200 ANOS DE DOM PEDRO II
Resumo
Por Manuel Beninger Acadêmico Correspondente da ABHL (Portugal) O Acadêmico Manuel Beninger ao lado de Sua Alteza Imperial, Dom Bertrand de Orleans e Bragança, Chefe da Casa Imperial do Brasil, durante a solenidade do bicentenário. No bicentenário do nascimento de Sua Majestade Imperial, o Imperador Dom Pedro II do Brasil, a memória daquele que marcou profundamente a formação histórica do país foi solenemente evocada com uma Missa na Igreja da Imperial Irmandade de Nossa Senhora da Glória...

Por Manuel Beninger
Acadêmico Correspondente da ABHL (Portugal)

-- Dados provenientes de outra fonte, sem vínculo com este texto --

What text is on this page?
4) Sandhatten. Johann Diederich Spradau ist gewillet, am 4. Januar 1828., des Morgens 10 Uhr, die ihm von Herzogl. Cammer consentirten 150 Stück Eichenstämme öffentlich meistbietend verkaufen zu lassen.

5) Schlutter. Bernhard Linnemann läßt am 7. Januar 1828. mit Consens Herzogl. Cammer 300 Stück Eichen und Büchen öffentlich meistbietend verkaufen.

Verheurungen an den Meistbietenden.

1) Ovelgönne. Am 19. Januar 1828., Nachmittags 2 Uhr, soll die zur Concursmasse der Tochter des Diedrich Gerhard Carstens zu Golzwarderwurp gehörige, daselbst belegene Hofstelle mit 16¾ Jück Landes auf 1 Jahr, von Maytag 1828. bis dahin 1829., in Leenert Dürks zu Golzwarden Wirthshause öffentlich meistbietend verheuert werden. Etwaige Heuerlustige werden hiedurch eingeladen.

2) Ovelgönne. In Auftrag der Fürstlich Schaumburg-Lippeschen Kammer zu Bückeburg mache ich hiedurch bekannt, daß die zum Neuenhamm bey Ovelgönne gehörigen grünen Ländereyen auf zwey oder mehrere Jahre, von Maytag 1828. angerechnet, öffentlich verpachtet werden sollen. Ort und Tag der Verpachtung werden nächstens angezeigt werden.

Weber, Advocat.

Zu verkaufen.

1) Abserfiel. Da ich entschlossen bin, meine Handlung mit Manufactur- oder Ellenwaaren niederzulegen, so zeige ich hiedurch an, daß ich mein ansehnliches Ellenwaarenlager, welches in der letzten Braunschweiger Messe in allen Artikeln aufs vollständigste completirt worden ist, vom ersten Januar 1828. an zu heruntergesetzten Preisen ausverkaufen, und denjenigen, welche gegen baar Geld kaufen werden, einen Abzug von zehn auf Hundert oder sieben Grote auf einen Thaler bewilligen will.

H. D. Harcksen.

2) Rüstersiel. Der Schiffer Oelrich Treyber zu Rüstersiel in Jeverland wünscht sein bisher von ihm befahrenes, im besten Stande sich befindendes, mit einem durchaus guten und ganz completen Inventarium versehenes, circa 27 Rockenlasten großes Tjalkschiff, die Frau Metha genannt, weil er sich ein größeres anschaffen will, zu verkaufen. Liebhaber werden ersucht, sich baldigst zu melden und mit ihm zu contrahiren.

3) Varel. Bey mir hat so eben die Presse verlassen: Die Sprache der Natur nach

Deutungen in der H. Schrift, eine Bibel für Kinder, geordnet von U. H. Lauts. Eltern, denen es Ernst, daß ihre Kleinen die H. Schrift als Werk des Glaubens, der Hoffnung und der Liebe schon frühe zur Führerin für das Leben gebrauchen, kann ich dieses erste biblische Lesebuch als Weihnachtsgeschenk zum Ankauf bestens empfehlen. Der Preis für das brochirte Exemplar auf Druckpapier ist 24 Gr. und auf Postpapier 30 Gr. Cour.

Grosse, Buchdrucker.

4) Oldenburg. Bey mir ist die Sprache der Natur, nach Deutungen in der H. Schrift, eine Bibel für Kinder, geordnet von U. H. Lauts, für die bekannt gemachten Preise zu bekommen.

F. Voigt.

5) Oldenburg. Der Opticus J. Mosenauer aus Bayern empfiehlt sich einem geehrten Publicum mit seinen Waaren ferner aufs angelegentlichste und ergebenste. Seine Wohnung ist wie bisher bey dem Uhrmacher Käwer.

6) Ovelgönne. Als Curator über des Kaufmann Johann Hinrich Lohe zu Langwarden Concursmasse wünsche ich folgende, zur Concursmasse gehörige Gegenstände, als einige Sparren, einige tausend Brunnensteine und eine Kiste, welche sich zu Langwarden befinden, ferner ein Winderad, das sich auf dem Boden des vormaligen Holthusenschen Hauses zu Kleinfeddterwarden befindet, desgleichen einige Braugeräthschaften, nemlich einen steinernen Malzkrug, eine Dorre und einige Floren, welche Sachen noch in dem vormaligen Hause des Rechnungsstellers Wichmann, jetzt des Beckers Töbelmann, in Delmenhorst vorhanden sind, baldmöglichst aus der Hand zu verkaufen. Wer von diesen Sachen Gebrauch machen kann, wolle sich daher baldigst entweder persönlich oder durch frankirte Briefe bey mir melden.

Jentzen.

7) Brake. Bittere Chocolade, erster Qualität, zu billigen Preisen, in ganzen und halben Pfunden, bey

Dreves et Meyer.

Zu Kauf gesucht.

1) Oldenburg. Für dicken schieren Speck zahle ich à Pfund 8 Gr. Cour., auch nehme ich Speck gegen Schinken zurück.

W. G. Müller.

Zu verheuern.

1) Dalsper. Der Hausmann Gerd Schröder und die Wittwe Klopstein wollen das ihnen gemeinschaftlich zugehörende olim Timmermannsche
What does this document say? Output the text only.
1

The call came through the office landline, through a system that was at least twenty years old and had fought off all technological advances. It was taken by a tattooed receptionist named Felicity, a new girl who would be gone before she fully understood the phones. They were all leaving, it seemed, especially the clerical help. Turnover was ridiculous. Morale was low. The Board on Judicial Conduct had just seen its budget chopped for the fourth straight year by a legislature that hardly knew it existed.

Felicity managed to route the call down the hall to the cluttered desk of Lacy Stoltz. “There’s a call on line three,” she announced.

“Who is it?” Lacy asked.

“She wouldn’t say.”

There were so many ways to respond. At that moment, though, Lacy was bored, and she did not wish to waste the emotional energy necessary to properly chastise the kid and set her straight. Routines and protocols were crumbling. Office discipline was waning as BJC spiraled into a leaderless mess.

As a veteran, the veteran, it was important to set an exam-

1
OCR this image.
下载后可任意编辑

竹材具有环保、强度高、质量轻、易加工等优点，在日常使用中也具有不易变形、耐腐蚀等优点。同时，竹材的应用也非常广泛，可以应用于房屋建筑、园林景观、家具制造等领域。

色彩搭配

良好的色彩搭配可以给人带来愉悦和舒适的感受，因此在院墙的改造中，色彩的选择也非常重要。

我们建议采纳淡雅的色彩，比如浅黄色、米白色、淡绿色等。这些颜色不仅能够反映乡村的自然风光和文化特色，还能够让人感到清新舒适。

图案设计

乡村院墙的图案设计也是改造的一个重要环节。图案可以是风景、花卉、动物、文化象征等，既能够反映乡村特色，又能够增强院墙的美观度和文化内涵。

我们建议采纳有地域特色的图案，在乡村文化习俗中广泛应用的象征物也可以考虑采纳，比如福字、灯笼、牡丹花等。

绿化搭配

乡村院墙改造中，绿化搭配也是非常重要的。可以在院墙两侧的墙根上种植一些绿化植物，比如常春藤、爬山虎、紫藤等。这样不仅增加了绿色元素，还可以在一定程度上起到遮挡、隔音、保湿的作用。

No bicentenário do nascimento de Sua Majestade Imperial, o Imperador Dom Pedro II do Brasil, a memória daquele que marcou profundamente a formação histórica do país foi solenemente evocada com uma Missa na Igreja da Imperial Irmandade de Nossa Senhora da Glória do Outeiro — templo tradicionalmente ligado à própria história da Monarquia brasileira.
A cerimônia reuniu representantes da Casa de Bragança - Orleans e Bragança, incluindo Dom Bertrand de Orleans e Bragança, o Imperador de Jure e guardião das tradições imperiais brasileiras. Estiveram igualmente presentes Dom Alberto de Orleans e Bragança, seu filho Dom Pedro Alberto e sua esposa Dona Maritza de Orleans e Bragança, preservando a continuidade simbólica da linhagem que governou o Brasil durante o século XIX.
O Estado Português fez-se representar pela Cônsul-Geral Adjunta de Portugal no Rio de Janeiro, Dra. Ana Rita Freitas Monteiro Ferreira, presença que remete aos profundos vínculos históricos entre as coroas brasileira e portuguesa. Esses laços são exemplificados pela relação familiar entre Dom Pedro II e sua irmã, a Rainha D. Maria II de Portugal — a única soberana europeia nascida em solo brasileiro, conhecida singularmente como “a carioca”. Esse parentesco simboliza a complexa tessitura política e dinástica que marcou o período pós-independência e a consolidação dos dois Estados nacionais.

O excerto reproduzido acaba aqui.